The rewards cycle at the Company consists of the three components — the first is the merit or salary increment linked to inflation and market rate among other things; the second is the annual promotion cycle; and the third is the variable pay incentive, all payable after a financial year is over.
In this case, as a temporary measure, the leadership at ATG has decided to roll out the salary increment and annual promotion from the first day of January next year. The variable pay, however, will still be payable at the end of March next year.
The announcement made by Nitin Mantri, CEO, ATG tires, in a town hall meeting held on September 4, will be applicable to ATG employees across the globe. The Company had deferred 2019-20 increments due to the pandemic. Ideally, increments would have been rolled out after 24 months, in April 2021, however, employees will receive the same after only 21 months.
The rewards cycle is part of the organisation’s performance-management programme called performance review and enhancement programme or PREP, which runs from January till December every year. Under normal circumstances, the rewards would have been doled out from April 2021 after completion of the annual appraisal process. This year’s PREP has been solely focused on having feedback and development discussions with employees. Further, the mid-year review cycle was 90 per cent complete and satisfactory.
Employees have worked hard throughout these past 18 months, and this would give a huge boost to motivation
Employees will be informed of their increments and promotions by January 1, 2021.
Rajeev Singh, CHRO, ATG tires, says that this move has been possible as the business is picking up and the Company wants to show its appreciation to its employees for their hard work, despite the challenging circumstances. “Employees have worked hard throughout these past 18 months, and this would give a huge boost to motivation,” he adds.

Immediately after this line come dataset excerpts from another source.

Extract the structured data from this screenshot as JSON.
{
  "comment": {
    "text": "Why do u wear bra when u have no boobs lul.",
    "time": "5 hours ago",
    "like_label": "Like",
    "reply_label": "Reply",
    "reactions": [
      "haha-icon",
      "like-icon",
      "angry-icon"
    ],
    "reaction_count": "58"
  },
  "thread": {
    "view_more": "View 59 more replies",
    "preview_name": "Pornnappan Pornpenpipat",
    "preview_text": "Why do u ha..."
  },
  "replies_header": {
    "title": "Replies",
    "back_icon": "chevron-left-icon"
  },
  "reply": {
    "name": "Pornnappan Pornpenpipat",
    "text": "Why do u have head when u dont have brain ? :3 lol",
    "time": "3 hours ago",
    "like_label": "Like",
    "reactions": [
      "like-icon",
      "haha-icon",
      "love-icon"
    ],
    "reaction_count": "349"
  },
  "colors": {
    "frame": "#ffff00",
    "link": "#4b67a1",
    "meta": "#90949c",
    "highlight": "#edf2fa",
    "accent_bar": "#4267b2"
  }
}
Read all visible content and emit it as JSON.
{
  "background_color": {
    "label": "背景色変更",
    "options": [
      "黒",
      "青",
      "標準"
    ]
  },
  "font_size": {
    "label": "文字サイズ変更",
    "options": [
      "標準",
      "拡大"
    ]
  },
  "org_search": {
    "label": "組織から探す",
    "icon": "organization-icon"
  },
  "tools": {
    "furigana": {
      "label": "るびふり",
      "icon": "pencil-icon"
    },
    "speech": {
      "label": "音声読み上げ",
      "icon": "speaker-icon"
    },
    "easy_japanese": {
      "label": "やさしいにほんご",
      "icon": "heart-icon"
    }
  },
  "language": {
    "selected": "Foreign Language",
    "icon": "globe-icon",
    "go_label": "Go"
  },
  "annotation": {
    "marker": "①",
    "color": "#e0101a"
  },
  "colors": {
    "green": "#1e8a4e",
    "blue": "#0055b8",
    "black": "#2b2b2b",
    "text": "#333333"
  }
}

The resumption in demand has pulled up other positives as well for the company. The organisation has been able to stop the salary cut for the top management after merely three months, and normal salaries have been restored for all employees.
On April 28 this year, Mantri had announced that the top management across the company will be taking a temporary pay cut starting from May 1, which was extendable up to the next six months. The CEO had taken a 30 per cent cut and the rest of the C-suite members up to the mid-level managers had taken a 20 per cent cut.
Although business has not regained normalcy yet, Singh mentions that the Company has managed to progress and go beyond what was initially expected, in terms of business outlook at the beginning of the pandemic.
Blue-collar workers across the organisation have continued to receive their full pay and increments throughout, since the time the plants have been operational. The Company plans to continue work from home till December this year, for its corporate employees at Mumbai, except for critical functions.
“As an organisation, we announced salary cuts quite early in the game, and due to business shaping up, we are bringing back rewards early for our employees as a show of gratitude,” concludes Singh.